Registi e autori del continente registrano ormai da anni la freddezza di quel Pubblico (nella doppia accezione di masse e di spettatori) per cui vorrebbero farsi portavoce di istanze sane. Diverse filmografie, diverse rappresentazioni di questa drammatica e un po’ patetica guerra intestina: tanto l’odiato popolino è abominevole in Virzì, tanto Reisz riconosce agli ungheresi (non cialtroni ma lavoratori, tassinari, parrucchiere, idraulici) la sobria dignità del proprio malessere. L’iperrealismo smorza il tono giudicante della macchina da presa, in un momento storico in cui la centralità comunicativa che fu del cinema è ormai passata ad altri media - e questo temuto giudizio non sembra più prenderci granché.

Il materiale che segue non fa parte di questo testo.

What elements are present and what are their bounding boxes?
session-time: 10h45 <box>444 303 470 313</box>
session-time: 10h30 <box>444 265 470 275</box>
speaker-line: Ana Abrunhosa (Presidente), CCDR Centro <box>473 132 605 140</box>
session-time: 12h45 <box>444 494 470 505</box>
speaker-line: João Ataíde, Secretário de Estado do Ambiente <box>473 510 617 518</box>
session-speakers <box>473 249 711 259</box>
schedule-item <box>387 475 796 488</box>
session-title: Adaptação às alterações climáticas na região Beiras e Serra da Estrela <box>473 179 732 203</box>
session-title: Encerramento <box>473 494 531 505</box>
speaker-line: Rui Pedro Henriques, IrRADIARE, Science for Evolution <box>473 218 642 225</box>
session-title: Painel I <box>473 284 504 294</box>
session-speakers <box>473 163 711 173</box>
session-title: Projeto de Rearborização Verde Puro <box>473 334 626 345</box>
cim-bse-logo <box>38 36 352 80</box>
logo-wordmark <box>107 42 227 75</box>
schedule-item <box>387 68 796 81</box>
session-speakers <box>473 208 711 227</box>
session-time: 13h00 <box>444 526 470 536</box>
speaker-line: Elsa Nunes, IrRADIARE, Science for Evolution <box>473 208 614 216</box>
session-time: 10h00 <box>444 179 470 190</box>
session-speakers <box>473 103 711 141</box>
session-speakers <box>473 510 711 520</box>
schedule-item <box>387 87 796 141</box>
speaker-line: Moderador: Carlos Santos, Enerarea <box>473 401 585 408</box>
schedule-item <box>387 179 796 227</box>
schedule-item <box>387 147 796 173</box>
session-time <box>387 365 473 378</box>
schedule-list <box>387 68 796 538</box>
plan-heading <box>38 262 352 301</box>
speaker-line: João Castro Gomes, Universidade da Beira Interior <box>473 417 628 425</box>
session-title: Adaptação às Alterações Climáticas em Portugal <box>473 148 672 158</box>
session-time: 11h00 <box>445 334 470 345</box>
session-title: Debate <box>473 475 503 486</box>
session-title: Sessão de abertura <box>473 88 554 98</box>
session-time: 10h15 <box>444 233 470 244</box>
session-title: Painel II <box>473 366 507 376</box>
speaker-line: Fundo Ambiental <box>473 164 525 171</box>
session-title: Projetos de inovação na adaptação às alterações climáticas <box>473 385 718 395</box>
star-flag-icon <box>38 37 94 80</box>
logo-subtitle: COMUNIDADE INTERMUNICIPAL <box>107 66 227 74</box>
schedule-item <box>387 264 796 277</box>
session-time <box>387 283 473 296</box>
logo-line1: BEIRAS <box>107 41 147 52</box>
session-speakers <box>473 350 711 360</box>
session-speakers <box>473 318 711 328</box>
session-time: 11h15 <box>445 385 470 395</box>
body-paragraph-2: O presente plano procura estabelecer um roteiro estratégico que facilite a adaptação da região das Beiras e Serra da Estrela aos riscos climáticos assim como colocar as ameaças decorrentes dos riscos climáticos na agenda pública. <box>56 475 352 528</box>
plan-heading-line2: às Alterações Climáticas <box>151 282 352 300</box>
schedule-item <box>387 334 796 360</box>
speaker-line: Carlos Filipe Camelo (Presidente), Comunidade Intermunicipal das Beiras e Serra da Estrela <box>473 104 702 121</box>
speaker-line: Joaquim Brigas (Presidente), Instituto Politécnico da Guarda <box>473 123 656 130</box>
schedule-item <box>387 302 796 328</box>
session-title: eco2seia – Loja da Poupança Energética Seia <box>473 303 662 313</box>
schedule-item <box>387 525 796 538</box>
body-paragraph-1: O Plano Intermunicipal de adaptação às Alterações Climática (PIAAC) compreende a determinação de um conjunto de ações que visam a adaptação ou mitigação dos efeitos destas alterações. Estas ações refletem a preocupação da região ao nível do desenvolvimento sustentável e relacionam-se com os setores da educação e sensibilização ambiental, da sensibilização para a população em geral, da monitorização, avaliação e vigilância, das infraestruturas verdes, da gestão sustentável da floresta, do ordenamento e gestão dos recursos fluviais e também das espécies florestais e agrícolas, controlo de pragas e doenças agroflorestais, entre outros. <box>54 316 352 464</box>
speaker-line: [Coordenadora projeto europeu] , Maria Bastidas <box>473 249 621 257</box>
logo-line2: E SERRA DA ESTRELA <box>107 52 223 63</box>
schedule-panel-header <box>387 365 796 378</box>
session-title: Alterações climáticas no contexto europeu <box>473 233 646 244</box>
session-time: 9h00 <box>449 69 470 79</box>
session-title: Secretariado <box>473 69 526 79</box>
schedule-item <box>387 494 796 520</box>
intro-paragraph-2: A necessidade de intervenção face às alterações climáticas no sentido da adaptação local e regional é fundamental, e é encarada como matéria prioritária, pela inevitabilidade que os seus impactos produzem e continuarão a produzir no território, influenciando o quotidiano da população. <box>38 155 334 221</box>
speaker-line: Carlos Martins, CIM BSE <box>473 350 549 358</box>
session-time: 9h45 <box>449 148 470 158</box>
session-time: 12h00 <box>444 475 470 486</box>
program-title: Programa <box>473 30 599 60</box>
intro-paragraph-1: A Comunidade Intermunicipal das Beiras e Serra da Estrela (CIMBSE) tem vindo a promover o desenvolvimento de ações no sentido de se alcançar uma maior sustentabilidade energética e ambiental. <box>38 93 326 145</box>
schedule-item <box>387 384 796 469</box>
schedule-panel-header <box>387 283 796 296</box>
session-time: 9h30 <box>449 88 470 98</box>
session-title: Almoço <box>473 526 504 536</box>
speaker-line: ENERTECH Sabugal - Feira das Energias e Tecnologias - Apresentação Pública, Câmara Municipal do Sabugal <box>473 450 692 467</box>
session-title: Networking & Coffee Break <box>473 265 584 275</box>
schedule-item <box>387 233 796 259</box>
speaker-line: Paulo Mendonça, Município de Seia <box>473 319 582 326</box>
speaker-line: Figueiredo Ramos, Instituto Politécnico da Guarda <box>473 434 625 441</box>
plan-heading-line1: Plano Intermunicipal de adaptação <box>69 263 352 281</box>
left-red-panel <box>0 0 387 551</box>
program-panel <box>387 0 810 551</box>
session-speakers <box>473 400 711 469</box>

La croce diventa allora l’eredità del nostro passato recente: svilito e dimenticato nell’Italia dell'autore livornese, ritornante fin troppo presente nell’Ungheria di Reisz. Da una parte, un messaggio finale di morte e apocalisse privata annega nel Mediterraneo-Stige le speranze riformiste; dall’altra, un’elegia della rinascita che scacci i fantasmi cammina sulle acque del Balaton. Una spiegazione per tutto chiude su un bisogno di fuga urlato, sì, ma forse illusorio: perché i suoi piccoli anti-eroi sono innocenti quanto cretini, e l’invito a rompere per sempre con i padri nasconde forse un’incapacità ancora irrisolta di farci i conti.